Plastic credit and debit cards have been around for nearly 60 years, but apparently there are still new innovations to squeeze into them.
Mastercard on Thursday said a new biometric credit card it’s developing completed two pilots in South Africa, with plans for more tests coming soon in Europe and Asia. Mastercard said the card could reach customers in the US by early next year.
The card includes a small fingerprint reader and can store up to two fingerprints on its chip. When someone inserts the card into a chip-reading payment terminal, he or she places a finger on the fingerprint reader. The terminal then registers the cardholder and the payment in the same time it takes for a regular chip payment to work.
No need for a PIN or signature or a new payment terminal. No need for batteries in the card either, since the card can harvest power from existing terminals. Also, the new cards are just as thin as existing plastic cards.
These cards may find their place with wealthy, jet-setting cardholders and corporate credit card accounts since they’re more expensive to make and offer significantly better security than the typical four-digit PIN or signature.

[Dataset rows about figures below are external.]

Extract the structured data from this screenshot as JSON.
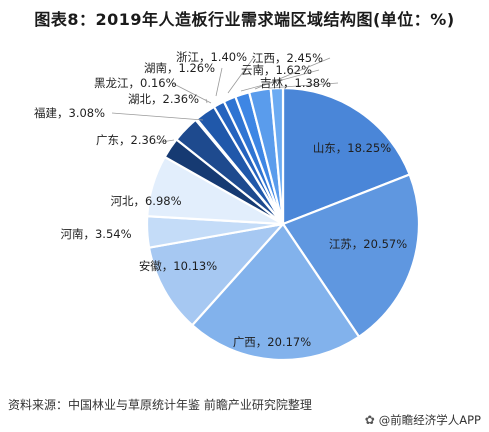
{
  "title": "图表8：2019年人造板行业需求端区域结构图(单位：%)",
  "source": "资料来源：中国林业与草原统计年鉴 前瞻产业研究院整理",
  "brand": {
    "icon": "wechat-icon",
    "text": "@前瞻经济学人APP"
  },
  "chart_data": {
    "type": "pie",
    "title": "图表8：2019年人造板行业需求端区域结构图(单位：%)",
    "unit": "%",
    "labels": [
      "山东",
      "江苏",
      "广西",
      "安徽",
      "河南",
      "河北",
      "广东",
      "福建",
      "黑龙江",
      "湖北",
      "湖南",
      "浙江",
      "云南",
      "江西",
      "吉林"
    ],
    "values": [
      18.25,
      20.57,
      20.17,
      10.13,
      3.54,
      6.98,
      2.36,
      3.08,
      0.16,
      2.36,
      1.26,
      1.4,
      1.62,
      2.45,
      1.38
    ],
    "colors": [
      "#4a86d8",
      "#5f97e0",
      "#82b2ec",
      "#a6c8f2",
      "#c4dcf8",
      "#e2eefc",
      "#163a72",
      "#1e4a8e",
      "#1e4a8e",
      "#2058aa",
      "#2563be",
      "#2f74d2",
      "#3e86e4",
      "#5a9cec",
      "#6cabf2"
    ],
    "label_texts": [
      "山东，18.25%",
      "江苏，20.57%",
      "广西，20.17%",
      "安徽，10.13%",
      "河南，3.54%",
      "河北，6.98%",
      "广东，2.36%",
      "福建，3.08%",
      "黑龙江，0.16%",
      "湖北，2.36%",
      "湖南，1.26%",
      "浙江，1.40%",
      "云南，1.62%",
      "江西，2.45%",
      "吉林，1.38%"
    ]
  }
}
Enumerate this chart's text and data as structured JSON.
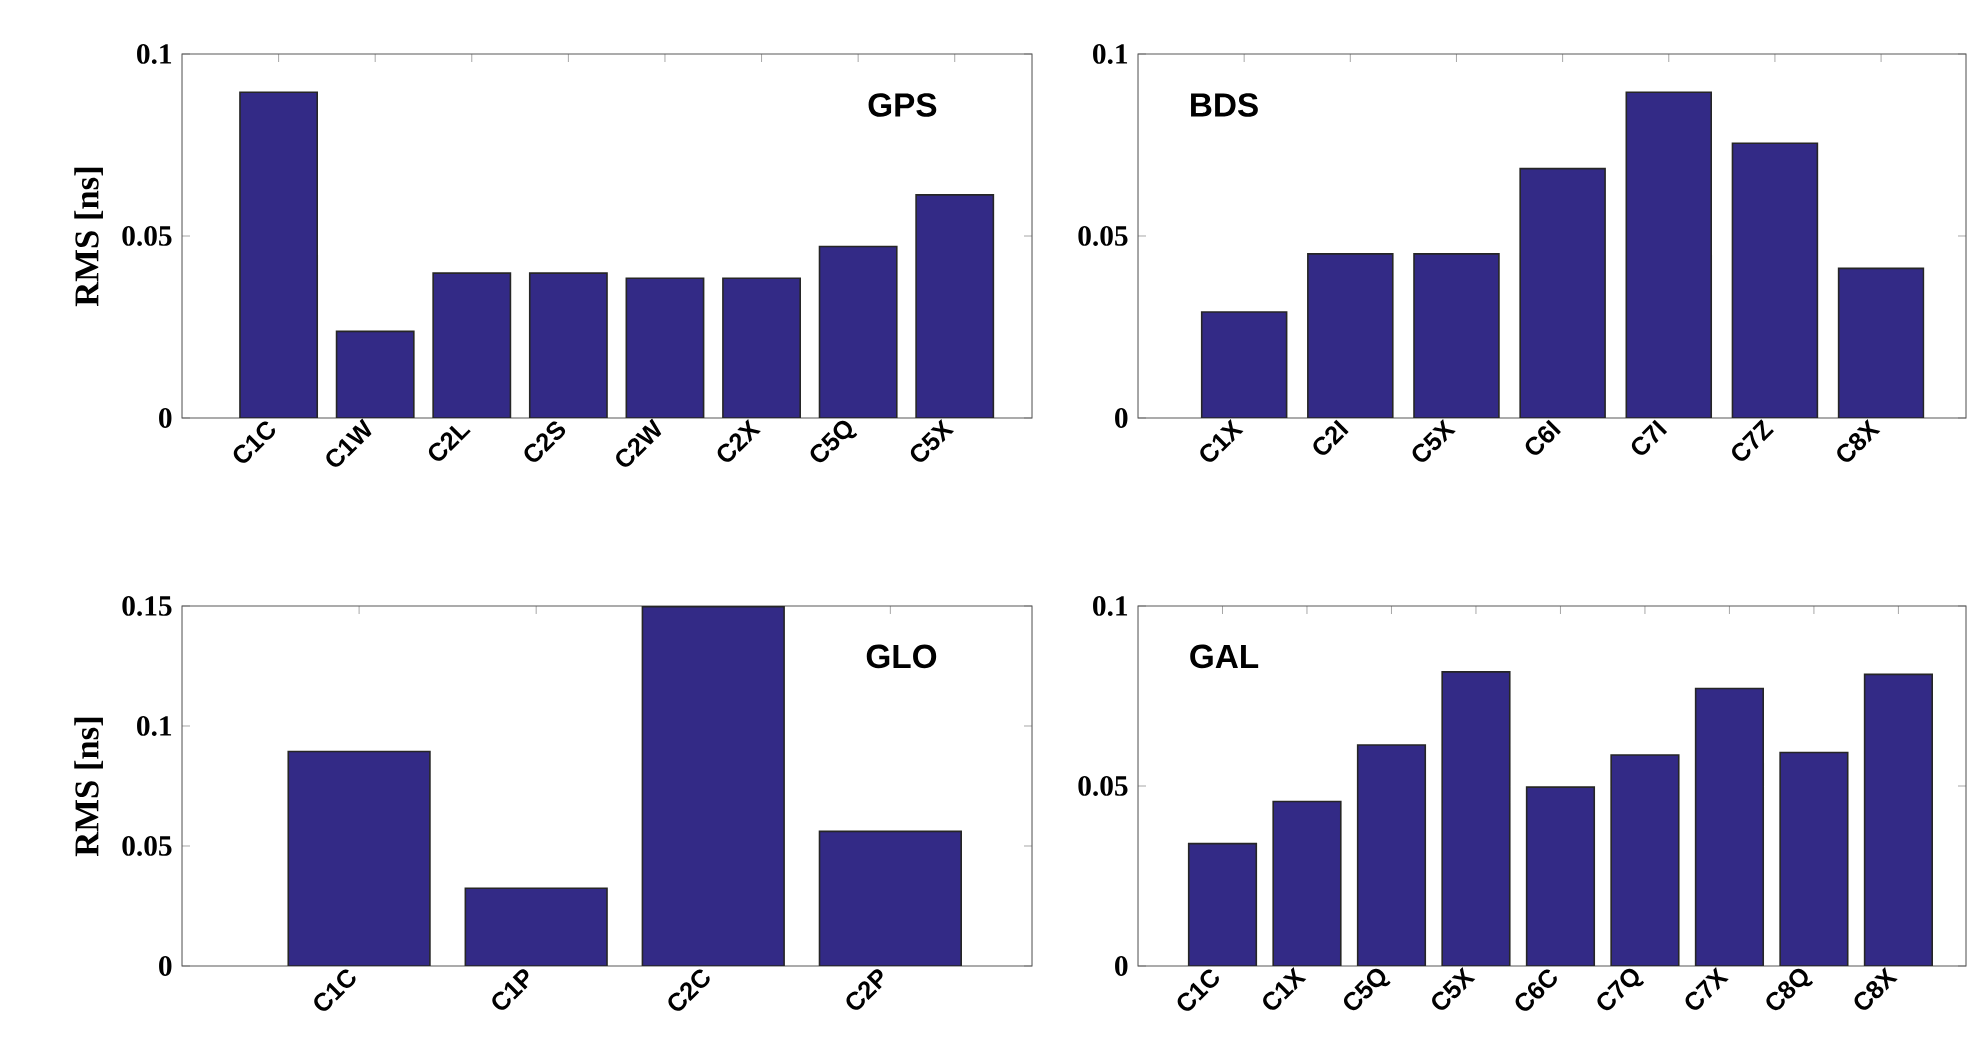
{
  "chart_data": [
    {
      "type": "bar",
      "title": "GPS",
      "ylabel": "RMS [ns]",
      "categories": [
        "C1C",
        "C1W",
        "C2L",
        "C2S",
        "C2W",
        "C2X",
        "C5Q",
        "C5X"
      ],
      "values": [
        0.0895,
        0.0238,
        0.0398,
        0.0398,
        0.0384,
        0.0384,
        0.0471,
        0.0613
      ],
      "color": "#332a86",
      "ylim": [
        0,
        0.1
      ],
      "yticks": [
        0,
        0.05,
        0.1
      ]
    },
    {
      "type": "bar",
      "title": "BDS",
      "categories": [
        "C1X",
        "C2I",
        "C5X",
        "C6I",
        "C7I",
        "C7Z",
        "C8X"
      ],
      "values": [
        0.0291,
        0.0451,
        0.0451,
        0.0685,
        0.0895,
        0.0755,
        0.0411
      ],
      "color": "#332a86",
      "ylim": [
        0,
        0.1
      ],
      "yticks": [
        0,
        0.05,
        0.1
      ]
    },
    {
      "type": "bar",
      "title": "GLO",
      "ylabel": "RMS [ns]",
      "categories": [
        "C1C",
        "C1P",
        "C2C",
        "C2P"
      ],
      "values": [
        0.0894,
        0.0324,
        0.1497,
        0.0561
      ],
      "color": "#332a86",
      "ylim": [
        0,
        0.15
      ],
      "yticks": [
        0,
        0.05,
        0.1,
        0.15
      ]
    },
    {
      "type": "bar",
      "title": "GAL",
      "categories": [
        "C1C",
        "C1X",
        "C5Q",
        "C5X",
        "C6C",
        "C7Q",
        "C7X",
        "C8Q",
        "C8X"
      ],
      "values": [
        0.034,
        0.0457,
        0.0614,
        0.0817,
        0.0497,
        0.0586,
        0.0771,
        0.0593,
        0.081
      ],
      "color": "#332a86",
      "ylim": [
        0,
        0.1
      ],
      "yticks": [
        0,
        0.05,
        0.1
      ]
    }
  ]
}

With these kinds of cards, Mastercard says no one can use your card but you, even if it gets stolen. (And, no, they probably won’t work with a severed thumb since these cards are for in-store payments. Try explaining that to the cashier.)

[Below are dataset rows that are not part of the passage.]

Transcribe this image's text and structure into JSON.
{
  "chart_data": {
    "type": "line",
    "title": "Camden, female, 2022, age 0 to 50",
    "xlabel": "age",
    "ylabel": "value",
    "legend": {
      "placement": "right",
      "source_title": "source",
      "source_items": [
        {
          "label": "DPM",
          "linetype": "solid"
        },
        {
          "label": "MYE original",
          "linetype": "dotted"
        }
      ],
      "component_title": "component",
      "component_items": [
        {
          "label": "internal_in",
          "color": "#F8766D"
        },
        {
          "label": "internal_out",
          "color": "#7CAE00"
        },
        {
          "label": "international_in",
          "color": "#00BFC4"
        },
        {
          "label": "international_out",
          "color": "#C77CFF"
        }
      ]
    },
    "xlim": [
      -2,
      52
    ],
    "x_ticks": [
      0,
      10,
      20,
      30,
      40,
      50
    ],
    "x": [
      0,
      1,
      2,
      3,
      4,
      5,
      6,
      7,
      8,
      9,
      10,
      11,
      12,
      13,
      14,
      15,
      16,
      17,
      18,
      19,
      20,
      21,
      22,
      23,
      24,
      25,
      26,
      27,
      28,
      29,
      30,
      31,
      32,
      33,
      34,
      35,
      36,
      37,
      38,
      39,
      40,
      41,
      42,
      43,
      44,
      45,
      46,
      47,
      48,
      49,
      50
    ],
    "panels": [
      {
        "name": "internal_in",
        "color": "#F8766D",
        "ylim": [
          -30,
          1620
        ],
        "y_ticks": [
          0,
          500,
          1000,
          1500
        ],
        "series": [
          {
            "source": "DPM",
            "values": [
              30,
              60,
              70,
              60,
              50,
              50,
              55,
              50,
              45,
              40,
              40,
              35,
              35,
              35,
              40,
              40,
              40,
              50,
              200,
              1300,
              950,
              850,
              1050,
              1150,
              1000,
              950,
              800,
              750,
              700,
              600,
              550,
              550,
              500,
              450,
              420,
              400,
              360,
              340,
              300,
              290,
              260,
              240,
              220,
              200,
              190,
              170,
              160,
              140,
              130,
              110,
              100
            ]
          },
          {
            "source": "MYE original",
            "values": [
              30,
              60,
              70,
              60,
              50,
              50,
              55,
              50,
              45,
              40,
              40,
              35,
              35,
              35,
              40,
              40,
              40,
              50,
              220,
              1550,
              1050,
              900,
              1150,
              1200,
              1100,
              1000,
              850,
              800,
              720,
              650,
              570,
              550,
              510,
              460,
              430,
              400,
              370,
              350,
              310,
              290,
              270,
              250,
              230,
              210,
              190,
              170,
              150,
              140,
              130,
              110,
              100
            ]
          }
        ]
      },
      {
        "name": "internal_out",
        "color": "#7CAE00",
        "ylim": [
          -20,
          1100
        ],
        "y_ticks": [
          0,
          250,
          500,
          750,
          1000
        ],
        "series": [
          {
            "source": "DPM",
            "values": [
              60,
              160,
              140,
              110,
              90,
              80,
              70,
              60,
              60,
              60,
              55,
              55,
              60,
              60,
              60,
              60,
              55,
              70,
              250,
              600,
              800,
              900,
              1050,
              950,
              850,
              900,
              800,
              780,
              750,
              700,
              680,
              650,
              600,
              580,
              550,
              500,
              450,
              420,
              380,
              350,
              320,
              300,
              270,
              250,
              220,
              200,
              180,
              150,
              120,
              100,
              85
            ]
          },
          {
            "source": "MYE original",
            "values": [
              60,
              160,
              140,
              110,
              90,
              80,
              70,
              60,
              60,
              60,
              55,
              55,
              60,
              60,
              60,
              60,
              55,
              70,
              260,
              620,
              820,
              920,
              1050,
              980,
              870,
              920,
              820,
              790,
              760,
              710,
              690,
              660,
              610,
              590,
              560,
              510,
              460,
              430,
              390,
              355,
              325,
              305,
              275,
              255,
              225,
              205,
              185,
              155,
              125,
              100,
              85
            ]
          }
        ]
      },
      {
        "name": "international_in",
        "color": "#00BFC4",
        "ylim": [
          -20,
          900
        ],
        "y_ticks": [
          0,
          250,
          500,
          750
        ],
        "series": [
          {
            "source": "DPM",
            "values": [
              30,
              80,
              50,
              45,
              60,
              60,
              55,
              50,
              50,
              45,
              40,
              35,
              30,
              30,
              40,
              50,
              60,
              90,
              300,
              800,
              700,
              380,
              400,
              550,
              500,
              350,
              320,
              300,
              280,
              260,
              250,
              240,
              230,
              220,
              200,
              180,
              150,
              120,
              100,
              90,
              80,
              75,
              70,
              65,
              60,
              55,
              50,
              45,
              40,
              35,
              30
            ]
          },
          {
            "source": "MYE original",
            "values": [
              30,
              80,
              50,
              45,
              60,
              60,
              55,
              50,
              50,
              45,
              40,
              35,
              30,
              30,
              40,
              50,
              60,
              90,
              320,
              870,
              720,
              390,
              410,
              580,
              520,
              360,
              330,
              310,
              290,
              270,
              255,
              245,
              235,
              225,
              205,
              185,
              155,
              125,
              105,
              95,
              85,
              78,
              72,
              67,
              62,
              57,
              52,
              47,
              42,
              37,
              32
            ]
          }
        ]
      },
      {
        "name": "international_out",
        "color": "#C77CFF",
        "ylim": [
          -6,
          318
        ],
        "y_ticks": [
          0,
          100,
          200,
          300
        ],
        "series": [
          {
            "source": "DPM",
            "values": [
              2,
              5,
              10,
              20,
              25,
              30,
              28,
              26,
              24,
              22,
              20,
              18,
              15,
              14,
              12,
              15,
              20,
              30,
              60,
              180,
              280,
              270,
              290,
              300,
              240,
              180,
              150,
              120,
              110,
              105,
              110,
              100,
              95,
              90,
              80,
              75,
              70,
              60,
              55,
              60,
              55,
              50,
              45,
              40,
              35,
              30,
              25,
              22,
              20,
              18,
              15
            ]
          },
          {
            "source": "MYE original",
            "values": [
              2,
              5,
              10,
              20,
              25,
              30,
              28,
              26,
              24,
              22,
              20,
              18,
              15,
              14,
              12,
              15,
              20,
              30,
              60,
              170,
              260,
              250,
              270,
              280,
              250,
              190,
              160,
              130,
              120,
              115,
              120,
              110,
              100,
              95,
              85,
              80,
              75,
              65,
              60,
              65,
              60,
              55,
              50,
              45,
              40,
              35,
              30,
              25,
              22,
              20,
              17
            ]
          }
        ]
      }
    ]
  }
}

In South Africa, the cards were tested by employees of the supermarket chain Pick n Pay and Absa Bank, a subsidiary of Barclays Africa. For now, people will need to register their fingerprints at a store or bank branch, but Mastercard is already working on a way to do that from home.

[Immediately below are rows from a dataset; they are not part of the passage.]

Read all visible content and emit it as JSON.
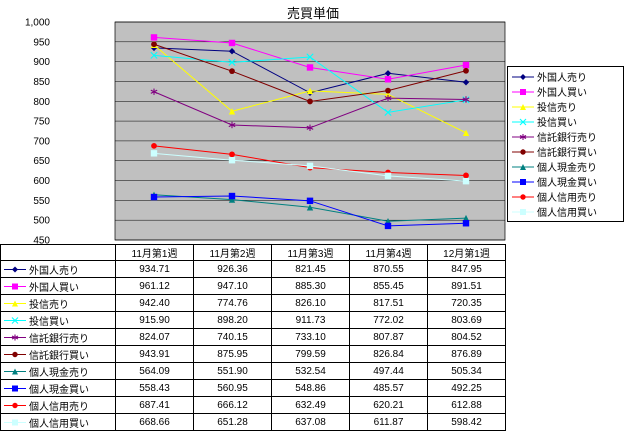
{
  "chart_data": {
    "type": "line",
    "title": "売買単価",
    "categories": [
      "11月第1週",
      "11月第2週",
      "11月第3週",
      "11月第4週",
      "12月第1週"
    ],
    "ylim": [
      450,
      1000
    ],
    "ytick_step": 50,
    "ytick_labels": [
      "1,000",
      "950",
      "900",
      "850",
      "800",
      "750",
      "700",
      "650",
      "600",
      "550",
      "500",
      "450"
    ],
    "grid": true,
    "legend_position": "right",
    "plot_bg": "#C0C0C0",
    "axis_color": "#000000",
    "series": [
      {
        "name": "外国人売り",
        "color": "#000080",
        "marker": "diamond",
        "values": [
          934.71,
          926.36,
          821.45,
          870.55,
          847.95
        ]
      },
      {
        "name": "外国人買い",
        "color": "#FF00FF",
        "marker": "square",
        "values": [
          961.12,
          947.1,
          885.3,
          855.45,
          891.51
        ]
      },
      {
        "name": "投信売り",
        "color": "#FFFF00",
        "marker": "triangle",
        "values": [
          942.4,
          774.76,
          826.1,
          817.51,
          720.35
        ]
      },
      {
        "name": "投信買い",
        "color": "#00FFFF",
        "marker": "x",
        "values": [
          915.9,
          898.2,
          911.73,
          772.02,
          803.69
        ]
      },
      {
        "name": "信託銀行売り",
        "color": "#800080",
        "marker": "asterisk",
        "values": [
          824.07,
          740.15,
          733.1,
          807.87,
          804.52
        ]
      },
      {
        "name": "信託銀行買い",
        "color": "#800000",
        "marker": "circle",
        "values": [
          943.91,
          875.95,
          799.59,
          826.84,
          876.89
        ]
      },
      {
        "name": "個人現金売り",
        "color": "#008080",
        "marker": "triangle",
        "values": [
          564.09,
          551.9,
          532.54,
          497.44,
          505.34
        ]
      },
      {
        "name": "個人現金買い",
        "color": "#0000FF",
        "marker": "square",
        "values": [
          558.43,
          560.95,
          548.86,
          485.57,
          492.25
        ]
      },
      {
        "name": "個人信用売り",
        "color": "#FF0000",
        "marker": "circle",
        "values": [
          687.41,
          666.12,
          632.49,
          620.21,
          612.88
        ]
      },
      {
        "name": "個人信用買い",
        "color": "#CCFFFF",
        "marker": "square",
        "values": [
          668.66,
          651.28,
          637.08,
          611.87,
          598.42
        ]
      }
    ]
  }
}
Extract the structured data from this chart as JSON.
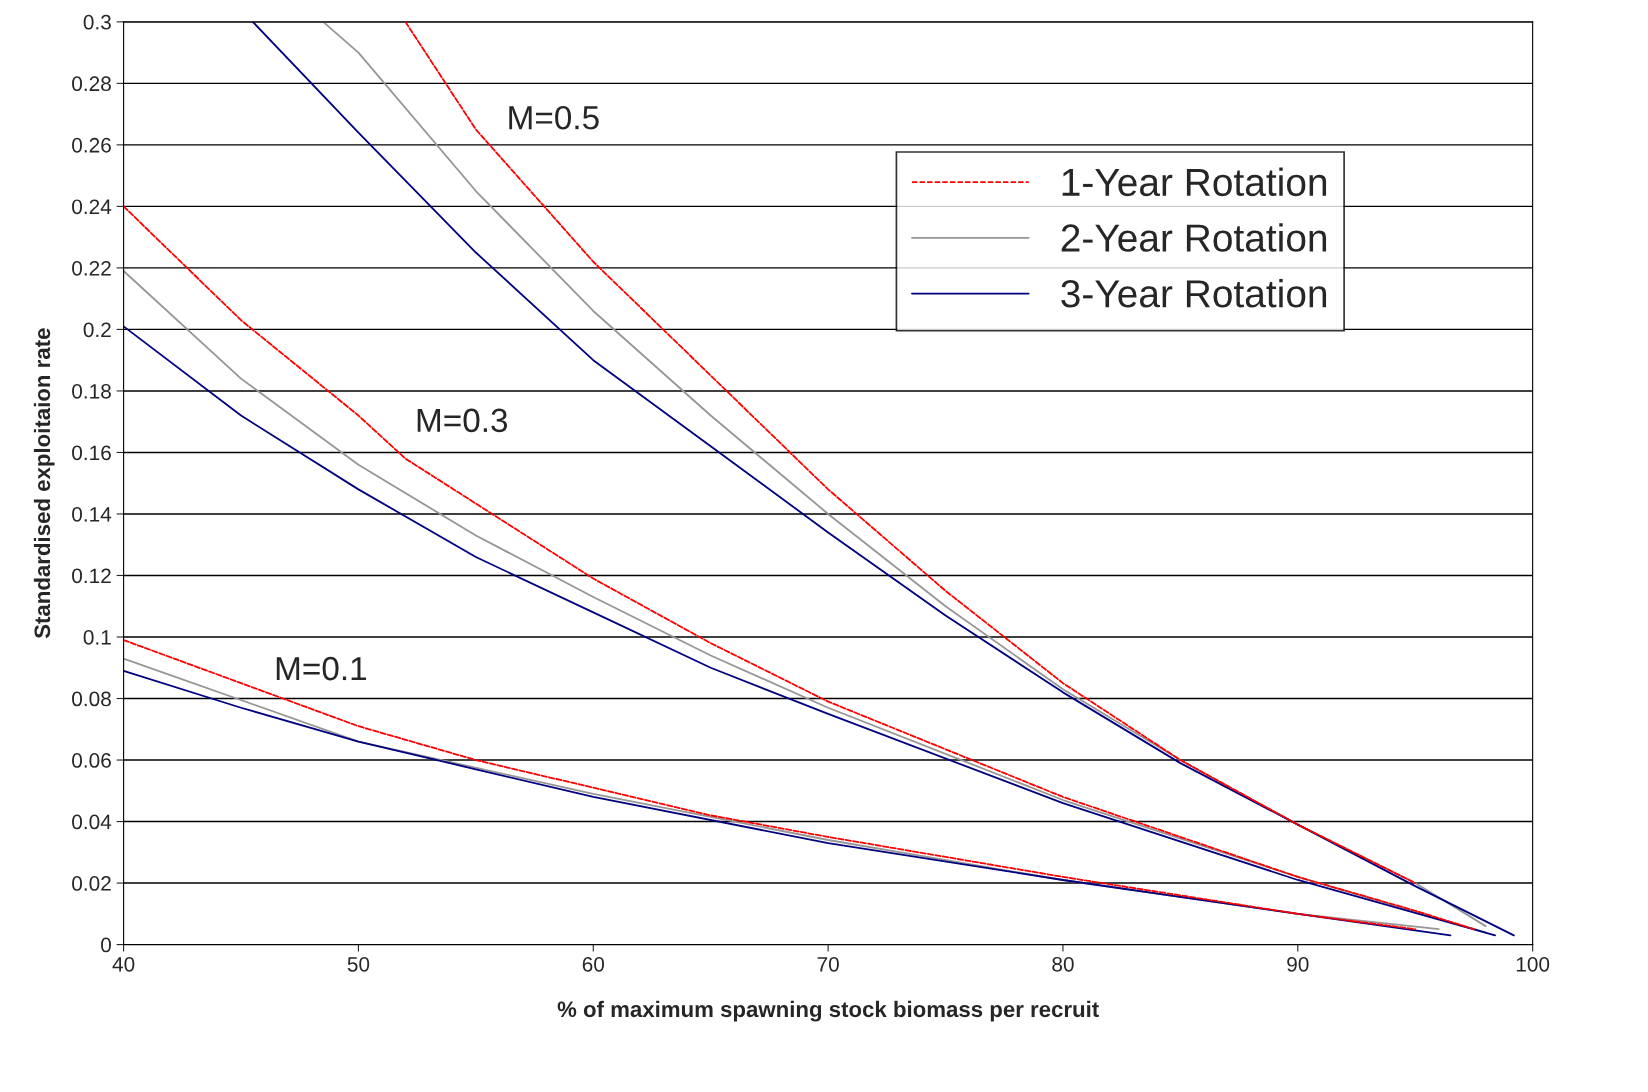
{
  "chart_data": {
    "type": "line",
    "xlabel": "% of maximum spawning stock biomass per recruit",
    "ylabel": "Standardised exploitaion rate",
    "xlim": [
      40,
      100
    ],
    "xticks": [
      40,
      50,
      60,
      70,
      80,
      90,
      100
    ],
    "ylim": [
      0,
      0.3
    ],
    "yticks": [
      0,
      0.02,
      0.04,
      0.06,
      0.08,
      0.1,
      0.12,
      0.14,
      0.16,
      0.18,
      0.2,
      0.22,
      0.24,
      0.26,
      0.28,
      0.3
    ],
    "grid": "y",
    "legend": "top right",
    "marker": "none",
    "annotations": [
      "M=0.5",
      "M=0.3",
      "M=0.1"
    ],
    "series": [
      {
        "name": "1-Year Rotation",
        "color": "#ff0000",
        "line_style": "dashed",
        "x": [
          40,
          45,
          50,
          52,
          60,
          65,
          70,
          80,
          90,
          95,
          97.5
        ],
        "values": [
          0.24,
          0.203,
          0.172,
          0.158,
          0.119,
          0.098,
          0.079,
          0.048,
          0.022,
          0.011,
          0.005
        ]
      },
      {
        "name": "2-Year Rotation",
        "color": "#969696",
        "line_style": "solid",
        "x": [
          40,
          45,
          50,
          55,
          60,
          65,
          70,
          80,
          90,
          98
        ],
        "values": [
          0.219,
          0.184,
          0.156,
          0.133,
          0.113,
          0.094,
          0.077,
          0.047,
          0.022,
          0.004
        ]
      },
      {
        "name": "3-Year Rotation",
        "color": "#000080",
        "line_style": "solid",
        "x": [
          40,
          45,
          50,
          55,
          60,
          65,
          70,
          80,
          90,
          98.4
        ],
        "values": [
          0.201,
          0.172,
          0.148,
          0.126,
          0.108,
          0.09,
          0.075,
          0.046,
          0.021,
          0.003
        ]
      },
      {
        "color": "#ff0000",
        "line_style": "dashed",
        "x": [
          52,
          55,
          60,
          65,
          70,
          75,
          80,
          85,
          90,
          95
        ],
        "values": [
          0.3,
          0.265,
          0.222,
          0.185,
          0.148,
          0.115,
          0.085,
          0.06,
          0.039,
          0.02
        ]
      },
      {
        "color": "#969696",
        "line_style": "solid",
        "x": [
          48.5,
          50,
          55,
          60,
          65,
          70,
          75,
          80,
          85,
          90,
          95,
          98
        ],
        "values": [
          0.3,
          0.29,
          0.245,
          0.206,
          0.172,
          0.14,
          0.11,
          0.083,
          0.06,
          0.039,
          0.02,
          0.006
        ]
      },
      {
        "color": "#000080",
        "line_style": "solid",
        "x": [
          45.5,
          50,
          55,
          60,
          65,
          70,
          75,
          80,
          85,
          90,
          95,
          99.2
        ],
        "values": [
          0.3,
          0.264,
          0.225,
          0.19,
          0.162,
          0.134,
          0.107,
          0.082,
          0.059,
          0.039,
          0.019,
          0.003
        ]
      },
      {
        "color": "#ff0000",
        "line_style": "dashed",
        "x": [
          40,
          45,
          50,
          55,
          60,
          65,
          70,
          80,
          90,
          95
        ],
        "values": [
          0.099,
          0.085,
          0.071,
          0.06,
          0.051,
          0.042,
          0.035,
          0.022,
          0.01,
          0.005
        ]
      },
      {
        "color": "#969696",
        "line_style": "solid",
        "x": [
          40,
          50,
          60,
          70,
          80,
          90,
          96
        ],
        "values": [
          0.093,
          0.066,
          0.049,
          0.034,
          0.021,
          0.01,
          0.005
        ]
      },
      {
        "color": "#000080",
        "line_style": "solid",
        "x": [
          40,
          45,
          50,
          55,
          60,
          70,
          80,
          90,
          96.5
        ],
        "values": [
          0.089,
          0.077,
          0.066,
          0.057,
          0.048,
          0.033,
          0.021,
          0.01,
          0.003
        ]
      }
    ]
  }
}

Mastercard’s new cards offer a change of pace from the whirlwind of activity around mobile and digital payments, with a growing list of new payment concepts like paying with your face (which also comes from Mastercard) and paying with a ring (that one’s Visa). Apple, which is still expected to dominate the contactless payment market, uses fingerprint tech with Apple Pay.
After all, tried and true plastic is still pretty darn popular, so why not teach it a few new tricks.